Sunday, July 24, 2011

Tommy's Take on The Price One Shot


Doing something a bit different here, reviewing "The Price", a one-shot comic by Glenn Arseneau and Allen Byrnes, published by 215ink.

WHAT YOU SHOULD KNOW: The cover price is $3.99, but I picked it up on Graphicly for $1.99. It is a self-contained one shot, although the resolution could be used as a springboard pilot for a supernatural series pretty easily, in my opinion.

The basic premise is a very familiar one, with a young woman driving down a dark road at night, lost, stumbles on a secluded diner with some creepy inhabitants, etc. Like I said, familiar stuff. The resolution is what separates this from other "haunted road" type stories, and it does a pretty nice job in that regard.

My only major quarrel with the writing is that the resolution feels a tad rushed. I generally appreciate a story that doesn't feel the need to hold my hand to the resolution, but I didn't feel that QUITE enough information was given to make all the pieces fit.

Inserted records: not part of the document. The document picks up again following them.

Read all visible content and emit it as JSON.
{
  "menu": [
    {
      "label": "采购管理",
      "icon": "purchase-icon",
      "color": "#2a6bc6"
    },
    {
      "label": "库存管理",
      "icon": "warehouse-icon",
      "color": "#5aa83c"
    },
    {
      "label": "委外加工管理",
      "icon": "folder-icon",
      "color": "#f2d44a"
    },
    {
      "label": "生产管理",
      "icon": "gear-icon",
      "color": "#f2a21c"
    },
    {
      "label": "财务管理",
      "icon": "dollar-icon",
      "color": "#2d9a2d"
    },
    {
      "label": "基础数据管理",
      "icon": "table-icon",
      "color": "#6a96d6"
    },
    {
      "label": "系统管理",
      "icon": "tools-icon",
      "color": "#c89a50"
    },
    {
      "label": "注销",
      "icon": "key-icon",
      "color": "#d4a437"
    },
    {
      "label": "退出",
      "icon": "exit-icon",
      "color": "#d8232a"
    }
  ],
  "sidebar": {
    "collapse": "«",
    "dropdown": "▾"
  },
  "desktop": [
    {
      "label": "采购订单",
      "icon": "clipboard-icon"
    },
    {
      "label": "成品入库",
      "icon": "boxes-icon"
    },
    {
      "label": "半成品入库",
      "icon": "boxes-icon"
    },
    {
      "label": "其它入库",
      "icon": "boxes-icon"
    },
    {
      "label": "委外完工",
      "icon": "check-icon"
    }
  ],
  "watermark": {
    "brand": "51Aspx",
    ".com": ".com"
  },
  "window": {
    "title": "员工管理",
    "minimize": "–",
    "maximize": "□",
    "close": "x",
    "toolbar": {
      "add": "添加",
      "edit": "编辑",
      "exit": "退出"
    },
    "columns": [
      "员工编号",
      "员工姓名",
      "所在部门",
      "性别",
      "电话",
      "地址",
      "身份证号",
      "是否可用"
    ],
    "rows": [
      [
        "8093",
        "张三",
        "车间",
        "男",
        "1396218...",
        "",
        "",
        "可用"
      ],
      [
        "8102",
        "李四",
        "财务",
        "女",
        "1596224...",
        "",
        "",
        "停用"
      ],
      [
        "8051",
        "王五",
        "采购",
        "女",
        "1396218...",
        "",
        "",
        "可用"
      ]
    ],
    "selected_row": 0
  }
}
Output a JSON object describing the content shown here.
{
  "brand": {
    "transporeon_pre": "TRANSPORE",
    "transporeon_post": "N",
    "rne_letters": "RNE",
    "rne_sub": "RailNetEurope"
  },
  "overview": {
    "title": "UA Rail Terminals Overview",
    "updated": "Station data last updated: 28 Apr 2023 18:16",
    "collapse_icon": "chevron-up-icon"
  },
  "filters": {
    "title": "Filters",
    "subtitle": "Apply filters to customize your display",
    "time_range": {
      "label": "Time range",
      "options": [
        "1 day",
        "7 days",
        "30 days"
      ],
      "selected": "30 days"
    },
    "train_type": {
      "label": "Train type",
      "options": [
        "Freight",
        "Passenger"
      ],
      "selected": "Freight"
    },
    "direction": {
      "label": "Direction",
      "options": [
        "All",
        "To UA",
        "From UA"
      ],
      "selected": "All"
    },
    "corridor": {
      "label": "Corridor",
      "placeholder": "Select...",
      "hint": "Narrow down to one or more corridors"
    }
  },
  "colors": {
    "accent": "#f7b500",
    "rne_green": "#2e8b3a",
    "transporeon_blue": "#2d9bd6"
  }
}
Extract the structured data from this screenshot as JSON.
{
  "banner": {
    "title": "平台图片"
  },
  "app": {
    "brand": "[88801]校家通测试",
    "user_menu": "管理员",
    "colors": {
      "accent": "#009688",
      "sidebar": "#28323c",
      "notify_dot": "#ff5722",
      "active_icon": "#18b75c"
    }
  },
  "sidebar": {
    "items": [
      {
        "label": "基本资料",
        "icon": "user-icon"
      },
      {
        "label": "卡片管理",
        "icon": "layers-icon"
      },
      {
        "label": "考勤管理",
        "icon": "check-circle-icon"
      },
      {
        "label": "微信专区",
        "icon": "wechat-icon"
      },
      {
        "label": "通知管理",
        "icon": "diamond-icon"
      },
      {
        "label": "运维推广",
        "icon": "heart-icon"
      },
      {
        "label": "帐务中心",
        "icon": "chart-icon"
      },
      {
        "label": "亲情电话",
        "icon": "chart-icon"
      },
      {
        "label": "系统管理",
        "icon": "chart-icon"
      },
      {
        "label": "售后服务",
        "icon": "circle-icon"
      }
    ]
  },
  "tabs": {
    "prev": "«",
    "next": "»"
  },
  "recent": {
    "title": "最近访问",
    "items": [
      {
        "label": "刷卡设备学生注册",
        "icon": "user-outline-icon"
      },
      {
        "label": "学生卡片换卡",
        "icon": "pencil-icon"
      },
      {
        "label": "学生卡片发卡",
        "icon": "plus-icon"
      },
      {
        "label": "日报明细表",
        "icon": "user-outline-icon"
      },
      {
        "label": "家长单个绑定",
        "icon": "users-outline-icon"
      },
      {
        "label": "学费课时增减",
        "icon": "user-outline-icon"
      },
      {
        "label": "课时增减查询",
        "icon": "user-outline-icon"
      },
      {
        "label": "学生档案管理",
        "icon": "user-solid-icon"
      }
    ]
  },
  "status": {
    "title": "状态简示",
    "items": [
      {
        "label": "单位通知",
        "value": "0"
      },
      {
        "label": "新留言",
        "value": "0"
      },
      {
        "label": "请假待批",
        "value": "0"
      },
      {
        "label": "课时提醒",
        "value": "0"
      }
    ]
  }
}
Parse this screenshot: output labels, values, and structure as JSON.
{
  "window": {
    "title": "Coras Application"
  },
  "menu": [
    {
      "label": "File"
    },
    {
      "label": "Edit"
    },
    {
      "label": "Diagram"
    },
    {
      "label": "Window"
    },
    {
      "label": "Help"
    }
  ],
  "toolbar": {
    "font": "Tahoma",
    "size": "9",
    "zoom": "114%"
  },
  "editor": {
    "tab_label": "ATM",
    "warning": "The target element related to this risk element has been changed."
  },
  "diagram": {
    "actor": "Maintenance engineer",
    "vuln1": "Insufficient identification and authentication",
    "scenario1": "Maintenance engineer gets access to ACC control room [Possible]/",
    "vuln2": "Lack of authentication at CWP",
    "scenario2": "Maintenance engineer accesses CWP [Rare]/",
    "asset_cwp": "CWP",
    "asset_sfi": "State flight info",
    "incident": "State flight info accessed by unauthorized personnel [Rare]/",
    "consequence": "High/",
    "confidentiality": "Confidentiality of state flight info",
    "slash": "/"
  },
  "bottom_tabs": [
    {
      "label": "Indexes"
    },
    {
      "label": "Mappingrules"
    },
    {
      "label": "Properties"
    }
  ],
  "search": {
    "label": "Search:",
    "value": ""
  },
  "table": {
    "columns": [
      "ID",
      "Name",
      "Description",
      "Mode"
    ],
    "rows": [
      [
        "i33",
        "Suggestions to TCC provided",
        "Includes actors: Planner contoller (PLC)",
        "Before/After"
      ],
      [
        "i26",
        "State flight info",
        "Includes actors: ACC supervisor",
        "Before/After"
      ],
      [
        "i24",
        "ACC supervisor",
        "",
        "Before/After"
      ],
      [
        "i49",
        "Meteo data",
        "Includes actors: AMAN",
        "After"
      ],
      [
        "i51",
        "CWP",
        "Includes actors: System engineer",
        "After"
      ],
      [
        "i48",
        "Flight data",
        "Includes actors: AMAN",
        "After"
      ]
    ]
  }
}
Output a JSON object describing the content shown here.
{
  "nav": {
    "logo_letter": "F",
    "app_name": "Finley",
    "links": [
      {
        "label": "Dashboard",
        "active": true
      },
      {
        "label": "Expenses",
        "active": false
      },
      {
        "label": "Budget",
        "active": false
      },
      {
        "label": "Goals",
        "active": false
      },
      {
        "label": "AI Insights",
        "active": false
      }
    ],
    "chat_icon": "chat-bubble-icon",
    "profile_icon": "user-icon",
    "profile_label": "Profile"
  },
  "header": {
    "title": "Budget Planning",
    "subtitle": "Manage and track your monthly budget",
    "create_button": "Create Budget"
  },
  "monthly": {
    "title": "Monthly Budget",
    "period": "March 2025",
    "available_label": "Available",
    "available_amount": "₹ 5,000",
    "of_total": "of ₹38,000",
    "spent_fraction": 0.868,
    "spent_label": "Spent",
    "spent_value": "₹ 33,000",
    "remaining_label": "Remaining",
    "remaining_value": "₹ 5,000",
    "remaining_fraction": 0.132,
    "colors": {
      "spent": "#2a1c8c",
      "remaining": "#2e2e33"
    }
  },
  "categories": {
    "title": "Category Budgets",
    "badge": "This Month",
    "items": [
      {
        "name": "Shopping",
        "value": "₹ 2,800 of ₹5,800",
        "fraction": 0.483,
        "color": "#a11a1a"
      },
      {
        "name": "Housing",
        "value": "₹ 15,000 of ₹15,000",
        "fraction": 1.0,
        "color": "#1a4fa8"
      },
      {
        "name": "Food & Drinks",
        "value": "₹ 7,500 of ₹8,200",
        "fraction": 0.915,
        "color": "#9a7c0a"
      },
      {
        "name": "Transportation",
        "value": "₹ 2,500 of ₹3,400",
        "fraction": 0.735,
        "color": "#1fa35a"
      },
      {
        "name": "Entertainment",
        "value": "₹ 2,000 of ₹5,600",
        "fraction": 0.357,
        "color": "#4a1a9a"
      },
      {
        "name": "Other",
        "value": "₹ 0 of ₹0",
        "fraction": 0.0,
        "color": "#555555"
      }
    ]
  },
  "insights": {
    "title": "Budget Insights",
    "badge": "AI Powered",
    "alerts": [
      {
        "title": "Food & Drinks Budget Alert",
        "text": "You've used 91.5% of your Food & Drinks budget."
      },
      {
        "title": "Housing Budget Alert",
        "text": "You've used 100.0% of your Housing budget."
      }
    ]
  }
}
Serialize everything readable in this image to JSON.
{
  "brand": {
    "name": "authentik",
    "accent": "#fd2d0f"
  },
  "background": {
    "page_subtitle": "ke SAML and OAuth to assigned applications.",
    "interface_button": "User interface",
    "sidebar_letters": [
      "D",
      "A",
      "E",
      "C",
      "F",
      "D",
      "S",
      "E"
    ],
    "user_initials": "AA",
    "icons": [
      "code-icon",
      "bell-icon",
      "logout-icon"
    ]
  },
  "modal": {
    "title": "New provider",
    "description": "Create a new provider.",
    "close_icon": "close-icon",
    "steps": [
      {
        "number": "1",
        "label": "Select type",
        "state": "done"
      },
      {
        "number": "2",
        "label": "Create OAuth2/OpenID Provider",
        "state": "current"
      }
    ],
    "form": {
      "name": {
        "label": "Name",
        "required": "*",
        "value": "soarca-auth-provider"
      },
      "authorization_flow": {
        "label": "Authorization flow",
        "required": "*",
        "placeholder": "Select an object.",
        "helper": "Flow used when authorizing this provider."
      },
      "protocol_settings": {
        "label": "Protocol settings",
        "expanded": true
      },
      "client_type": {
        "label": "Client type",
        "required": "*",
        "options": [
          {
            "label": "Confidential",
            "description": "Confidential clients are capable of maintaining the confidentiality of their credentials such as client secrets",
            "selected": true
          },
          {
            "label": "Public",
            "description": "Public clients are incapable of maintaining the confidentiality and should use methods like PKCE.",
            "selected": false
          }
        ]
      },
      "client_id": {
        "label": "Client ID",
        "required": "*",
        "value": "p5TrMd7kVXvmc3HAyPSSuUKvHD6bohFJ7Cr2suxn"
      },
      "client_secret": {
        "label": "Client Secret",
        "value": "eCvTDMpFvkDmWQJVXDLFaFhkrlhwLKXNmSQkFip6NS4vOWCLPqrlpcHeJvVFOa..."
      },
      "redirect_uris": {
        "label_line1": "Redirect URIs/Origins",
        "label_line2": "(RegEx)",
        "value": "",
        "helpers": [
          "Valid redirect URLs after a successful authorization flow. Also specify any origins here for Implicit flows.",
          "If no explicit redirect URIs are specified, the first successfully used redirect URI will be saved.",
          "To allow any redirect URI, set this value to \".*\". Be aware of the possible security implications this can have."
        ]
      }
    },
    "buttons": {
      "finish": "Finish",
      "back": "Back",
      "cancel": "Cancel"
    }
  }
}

Initially, the art didn't impress me, but while the style is more simplistic than I prefer, the visual storytelling is very much present, as each character looks unique enough that scene shifts are not hard to follow at all. In fact, some of the background features really add to the creepiness, and the final panel of page 22 (I believe, page numbers don't seem to appear in the Graphic.ly reader) is a very effective shift that especially works in the Graphic.ly panel by panel reader.

The lettering is generally well done, though I did pick up the odd typo and balloon placement that interrupted the flow of dialogue, but that only happened once or twice, and the script was clear enough for me to quickly correct my reading.

The use of color is brilliant and adds a great deal to the story. One of the most effective coloring jobs I've seen in recent memory, in an indy book or a major league title.

the book is marked for Mature readers, but all of the foul language is censored and the violence is pretty restrained and effective when used. I wouldn't give this to my seven year old, but I didn't see anything I would keep from a 14 year old, for instance.

WHAT WORKS: This is a great example of a two-man job in which both creators are on the same page with what they are trying to accomplish, and had the tools and skills necessary to accomplish it, with the extra touches that the lettering and coloring add to the final production. The cover is a brilliantly evocative piece of work as well, though not necessarily indicative of the interior art style.

WHAT DOESN'T WORK: There is no credited editor, and an editor is usually a good thing to have. The resolution feels rushed (and almost like a Deus Ex Machina, but it *was* foreshadowed, so I won't hold that against them).

CONCLUSION: With a few more pages or a tighter reworking, this could have been a GREAT comic, but instead I'd call it Really Good. I would have preferred not having to read between the lines *quite* so much as to the true nature of a couple of the characters, and the POV character doesn't really seem to DO much in the story, though that can be quite effective at times (and it is here for probably 85% of the story).

While an editor always helps, Glenn Arseneau and Allen Byrnes pretty clearly know what they are doing, and I will be shocked if we don't at least see regular indy work from the both of them in the future. The Price is a very nice twist on a familiar tale.